В цветастой Изиной шаленке и юбке она стала еще больше походить на Настежку. Особенно, когда порывисто поцеловала его трижды. И пахнуло от нее чем-то горячим, сладким, бабьим… Гаврилыч закашлялся и как можно медленнее, чтобы не выдать волнение, ответил:
– Дак раненько ешо! Колокола-то молчат!
Тут же ударил колокол к крестному ходу, потом еще, потом взыграли малые колокола. В душу хлынуло радостью, забытой давно, как этот платок, очень похожий на тот, что когда-то носила Стежка. Женщина вздохнула. С легкостью поцеловала его еще раз.
– Охота тебе со стариком целоваться? – выдавил он из себя.
– Дак мы же не целуемся! Мы – христосуемся! – Она радостно засмеялась и, сунув ему в руки христово яичко, побежала к церкви, из настежь распахнутых дверей которой уже вытекала светящаяся свечками неширокая речка народа.
Старухи пришли сразу после Крестного хода. Поцелуй Вассы отдавал козьим молоком. Алевтина едва коснулась его щек сухими горячими губами. Куличи торжественно водрузили на стол. Через час разговлялись. Молча, таинственно.
– Как в детстве, – вздохнула разомлевшая от впечатлений Васса.

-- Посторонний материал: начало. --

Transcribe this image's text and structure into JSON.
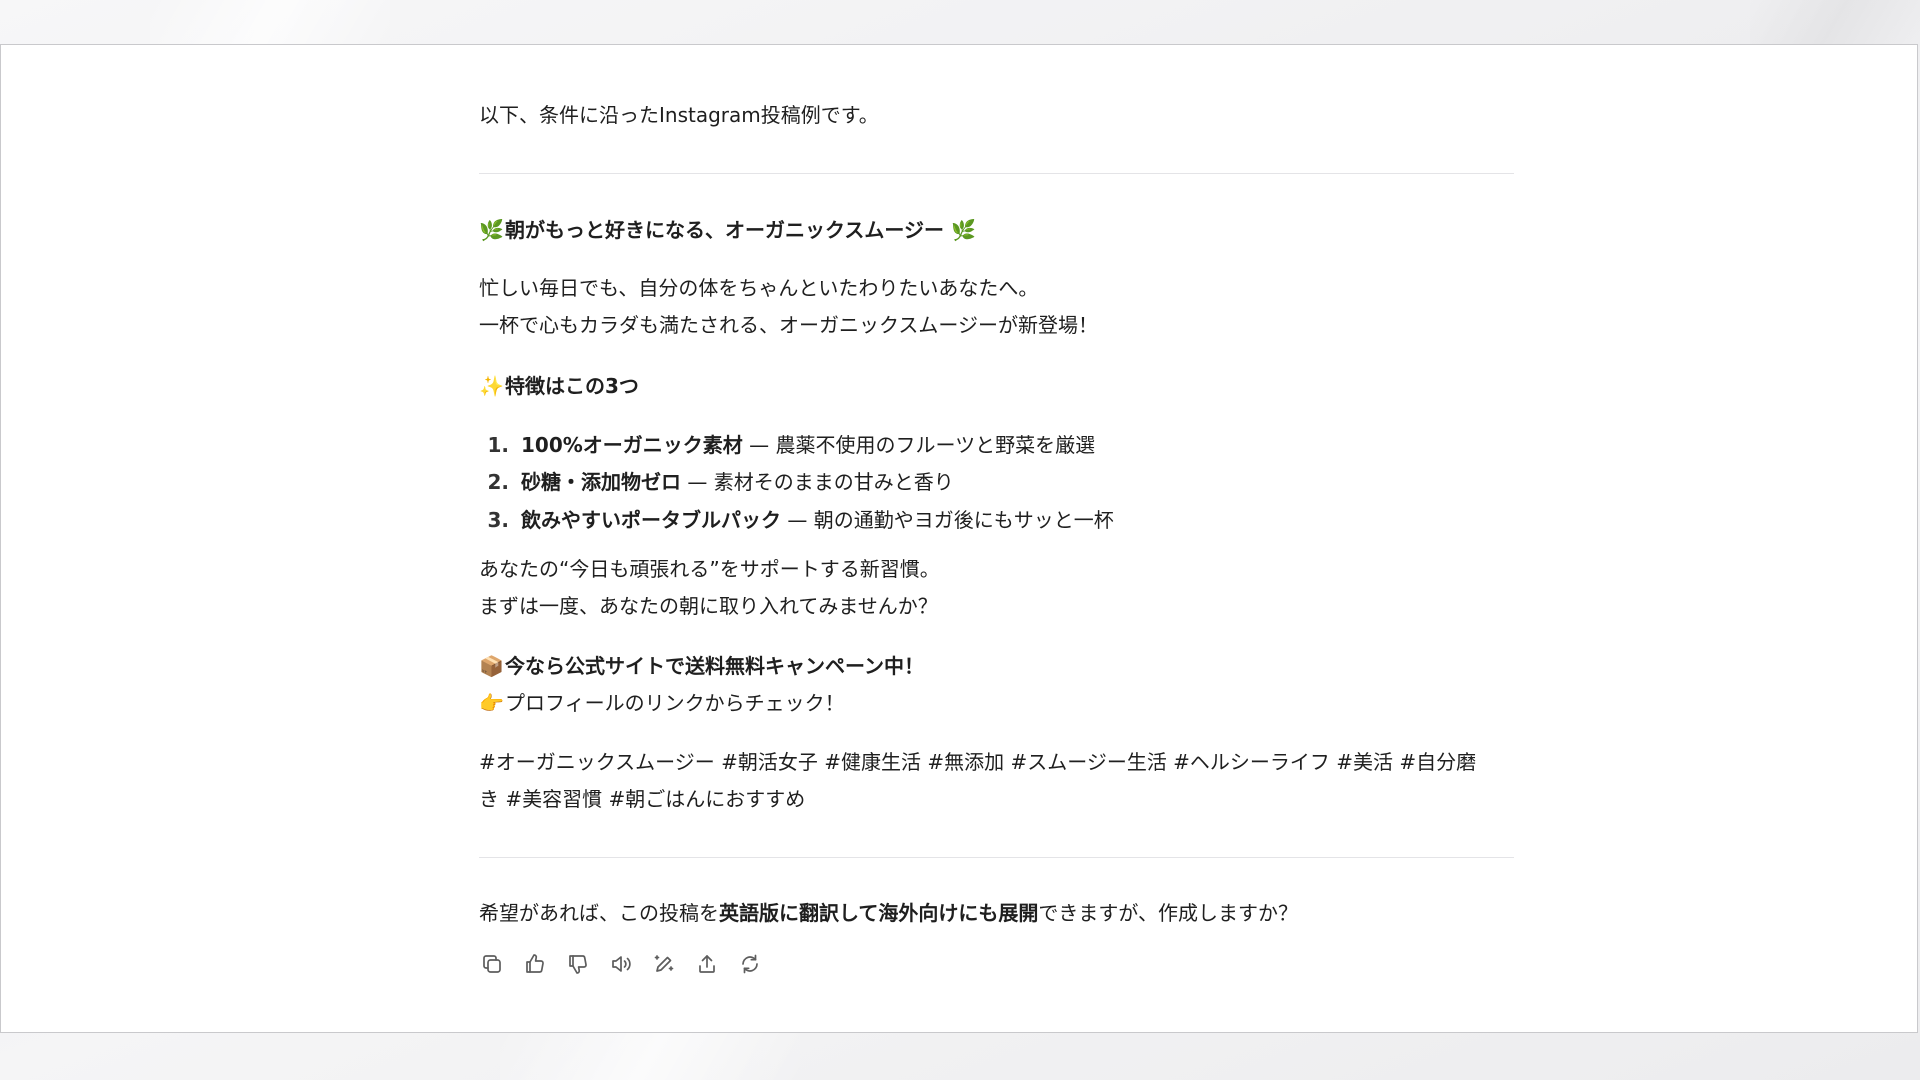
{
  "message": {
    "intro": "以下、条件に沿ったInstagram投稿例です。",
    "headline": {
      "emoji_left": "🌿",
      "text": "朝がもっと好きになる、オーガニックスムージー",
      "emoji_right": "🌿"
    },
    "body": [
      "忙しい毎日でも、自分の体をちゃんといたわりたいあなたへ。",
      "一杯で心もカラダも満たされる、オーガニックスムージーが新登場！"
    ],
    "features_heading": {
      "emoji": "✨",
      "text": "特徴はこの3つ"
    },
    "features": [
      {
        "number": "1.",
        "title": "100%オーガニック素材",
        "desc": " — 農薬不使用のフルーツと野菜を厳選"
      },
      {
        "number": "2.",
        "title": "砂糖・添加物ゼロ",
        "desc": " — 素材そのままの甘みと香り"
      },
      {
        "number": "3.",
        "title": "飲みやすいポータブルパック",
        "desc": " — 朝の通勤やヨガ後にもサッと一杯"
      }
    ],
    "closing": [
      "あなたの“今日も頑張れる”をサポートする新習慣。",
      "まずは一度、あなたの朝に取り入れてみませんか？"
    ],
    "campaign": {
      "emoji": "📦",
      "text": "今なら公式サイトで送料無料キャンペーン中！"
    },
    "cta": {
      "emoji": "👉",
      "text": "プロフィールのリンクからチェック！"
    },
    "hashtags": [
      "#オーガニックスムージー #朝活女子 #健康生活 #無添加 #スムージー生活 #ヘルシーライフ #美活 #自分磨",
      "き #美容習慣 #朝ごはんにおすすめ"
    ],
    "followup": {
      "before": "希望があれば、この投稿を",
      "bold": "英語版に翻訳して海外向けにも展開",
      "after": "できますが、作成しますか？"
    }
  },
  "actions": [
    {
      "name": "copy-icon"
    },
    {
      "name": "thumbs-up-icon"
    },
    {
      "name": "thumbs-down-icon"
    },
    {
      "name": "read-aloud-icon"
    },
    {
      "name": "edit-icon"
    },
    {
      "name": "share-icon"
    },
    {
      "name": "regenerate-icon"
    }
  ],
  "colors": {
    "text": "#1f1f1f",
    "icon": "#5d5d5d",
    "divider": "#e4e4e7",
    "frame_border": "#c9c9cc"
  }
}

Караваевы молчали. Самому налили водочки, он выпил… Перед глазами стояла женщина в цветастой шали. Гаврилыч вспомнил, что та шаленка как-то исчезла из дома перед самой Настиной смертью. Хотели было похоронить в ней Стежку, кинулись искать и не нашли.
– А приблудная-то! Бесстыжая! Приперлася… Платок на ней… Целуется со всеми, как с роднею, – заявила вдруг Васса.
– Пасха! – задумчиво ответила Алевтина. – Положено, вот и целуется!
– Да им лишь бы лизаться! Таким бабам… Я их знаю!
– Брось ты, Вася! Праздник! Грешно так говорить!
– Греш-н-о! Грех – на чужих мужиков зариться!
– Забудь!
– Счас! Забыла! Та лохудра в моем гараже свою машину моет. А я сижу с голым задом. Попробуй, забудь!